Montréal startup set its sights on a massive public health issue.
Armed with $3.25 million CAD in seed funding, Montréal-based healthtech startup Ditch Labs wants to help smokers wean themselves off nicotine with its dual hardware-software solution.
The early-stage startup has set its sights on a massive and increasing public health issue: nicotine addiction. A highly-addictive stimulant found in tobacco products, nicotine is why so many smokers find it tough to quit using cigarettes and vaporizers.
Smoking represents one of the leading causes globally of preventable disease, disability, and death. Each year, about 48,000 Canadians die from tobacco use, per the Canadian Centre on Substance Use and Addiction. According to a recent Health Canada survey, the problem is growing: Canada boasts some of the highest teen vaping rates in the world.

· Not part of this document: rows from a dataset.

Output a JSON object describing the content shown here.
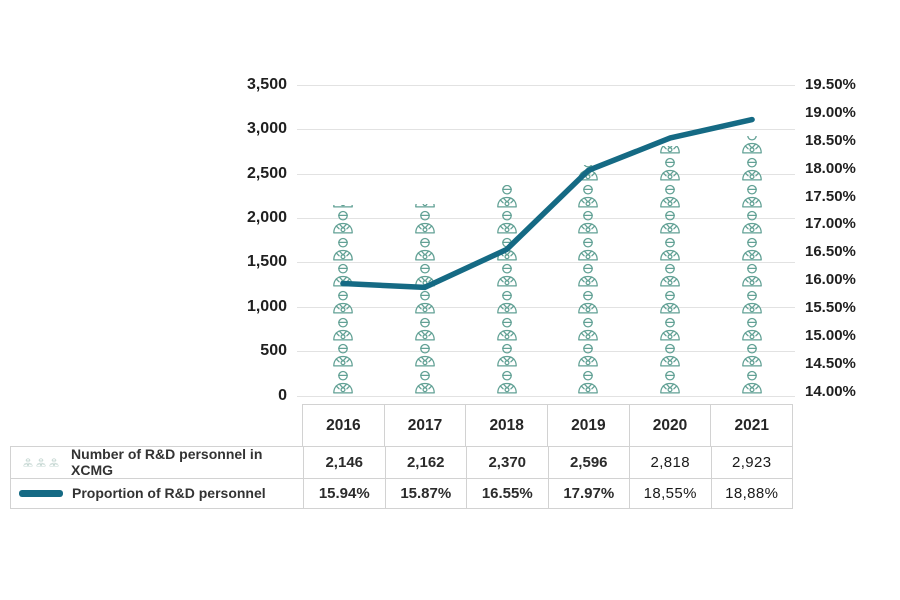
{
  "chart_data": {
    "type": "pictogram-bar+line",
    "categories": [
      "2016",
      "2017",
      "2018",
      "2019",
      "2020",
      "2021"
    ],
    "series": [
      {
        "name": "Number of R&D personnel in XCMG",
        "type": "pictogram-bar",
        "axis": "left",
        "icon": "person-icon",
        "units_per_icon": 300,
        "color": "#62a195",
        "values": [
          2146,
          2162,
          2370,
          2596,
          2818,
          2923
        ],
        "display_values": [
          "2,146",
          "2,162",
          "2,370",
          "2,596",
          "2,818",
          "2,923"
        ]
      },
      {
        "name": "Proportion of R&D personnel",
        "type": "line",
        "axis": "right",
        "color": "#156a84",
        "values": [
          15.94,
          15.87,
          16.55,
          17.97,
          18.55,
          18.88
        ],
        "display_values": [
          "15.94%",
          "15.87%",
          "16.55%",
          "17.97%",
          "18,55%",
          "18,88%"
        ]
      }
    ],
    "left_axis": {
      "min": 0,
      "max": 3500,
      "step": 500,
      "tick_labels": [
        "3,500",
        "3,000",
        "2,500",
        "2,000",
        "1,500",
        "1,000",
        "500",
        "0"
      ]
    },
    "right_axis": {
      "min": 14.0,
      "max": 19.5,
      "step": 0.5,
      "tick_labels": [
        "19.50%",
        "19.00%",
        "18.50%",
        "18.00%",
        "17.50%",
        "17.00%",
        "16.50%",
        "16.00%",
        "15.50%",
        "15.00%",
        "14.50%",
        "14.00%"
      ]
    },
    "grid": true,
    "legend_position": "table-left",
    "title": ""
  },
  "colors": {
    "bar_icon": "#62a195",
    "line": "#156a84",
    "legend_mini_icon": "#9bbab2",
    "gridline": "#e2e2e2",
    "table_border": "#d2d2d2"
  }
}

From the lives lost, to the associated healthcare costs of smoking, “The scale of the problem is huge,” Ditch Labs co-founder and CEO Laurent Laferrière told BetaKit in an interview.
Founded in 2020 by Laferrière, CTO Olivier Bourbonnais, and chief scientific officer Christelle Luce—who holds a PhD in psychology with a focus on addiction—Ditch Labs is developing a smoking cessation treatment for nicotine addiction that involves a proprietary medical device paired with a therapeutic mobile application.

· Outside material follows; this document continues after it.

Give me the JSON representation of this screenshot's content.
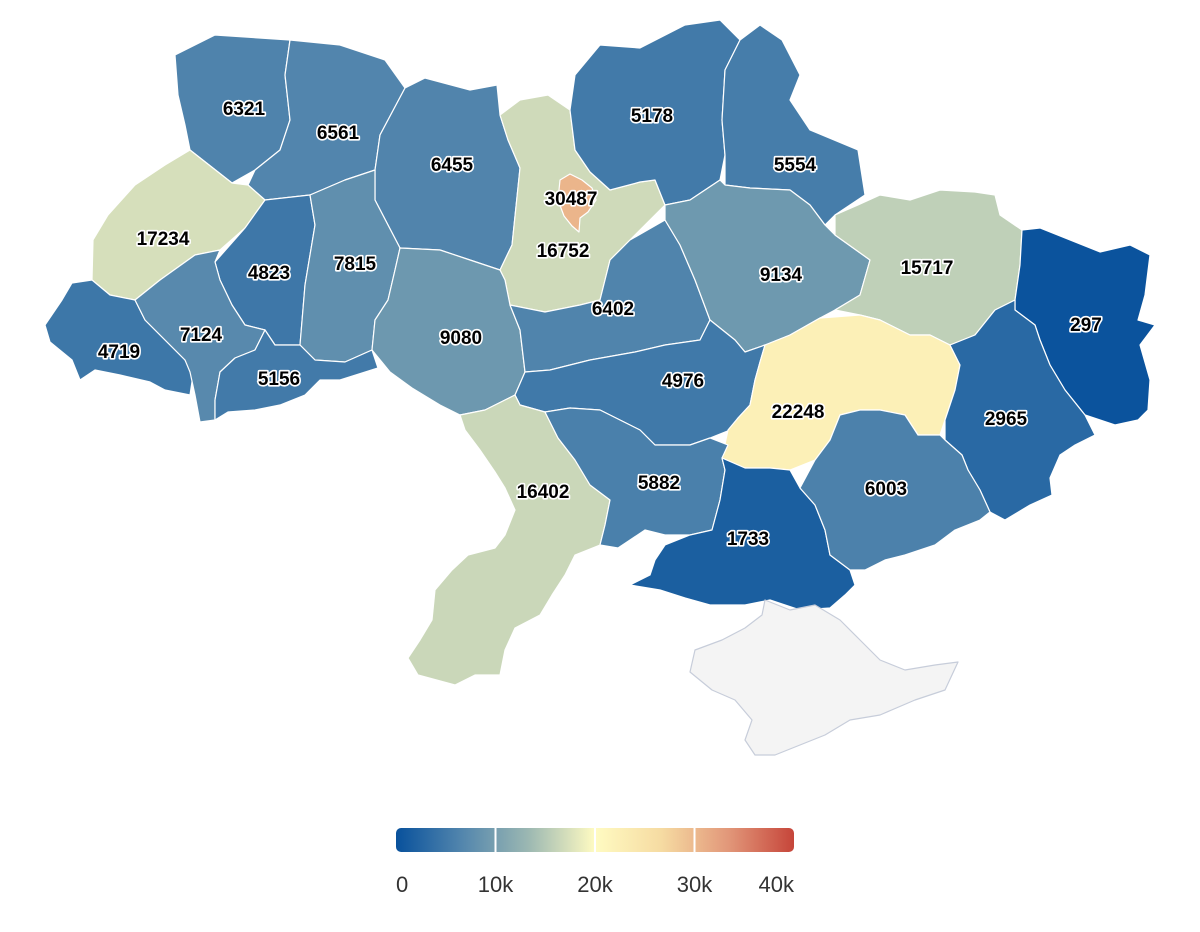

Ditch Labs’ solution consists of a medical nicotine vaporizer that facilitates controlled delivery and a complementary app that provides personalized support, progress tracking, and behavioural interventions. With this combo, the startup aims to address the physiological and psychological impacts of nicotine addiction simultaneously.
The company’s convertible note seed financing closed in March and was led by Amplify Capital and Boreal Ventures, with support from fellow existing backers Symphony Health Network and Anges Québec. The round also saw participation from new investors Investissement Québec, Meditrial, Kale Fund, and nine undisclosed doctors from the United States and Canada. This new capital brings Ditch Labs’ total funding to $5.7 million.
A variety of over-the-counter and prescription solutions designed to help people quit smoking exist, from nicotine patches and gums to therapy.
According to the United States (US) Centers for Disease Control and Prevention (CDC), a majority of smokers want to quit and have tried to do so. However, the CDC reports that only a small portion actually succeed.
“Current solutions don’t work,” argued Laferrière. “They usually try to treat a very complex problem … with a very one-size-fits-all approach.”
According to the CEO, Ditch Labs decided to take a “more holistic” approach that currently offers 40 different treatments for nicotine addiction. The firm’s solution also leverages a vaping device, which has become a popular tool among smokers looking to stop. Ditch Labs’ hardware is designed to control doses and reduce them automatically over time. Laferrière added that Ditch Labs has mechanisms in place to prevent over-use, including the ability to deploy placebos once users hit their daily limit.
Laferrière acknowledged that there are also other tech startups trying to help tackle this problem, from firms building standalone apps to players that have taken a similar hardware-software approach to Ditch Labs.
Compared to firms in the latter group, the CEO argued that Ditch Labs’ biggest advantage is its intellectual property. Per Laferrière, Ditch Labs holds patents in 15 countries for “dual-tank, dual-coil technology.” This two-tank, two-system vaporizer tech enables it to vary doses and distribute placebos to users.
Laferrière said Ditch Labs has already had several discussions with Health Canada and the US Food and Drug Administration. According to the CEO, given the complexity of the problem Ditch Labs aims to solve, and the regulatory requirements it must satisfy, the startup remains roughly three years away from being able to commercialize its tech in Canada and the US.
The startup’s next step will be obtaining clinical data concerning the efficacy of its approach, which it hopes to gather through its upcoming, 350-person clinical trial, which Ditch Labs plans to launch this fall.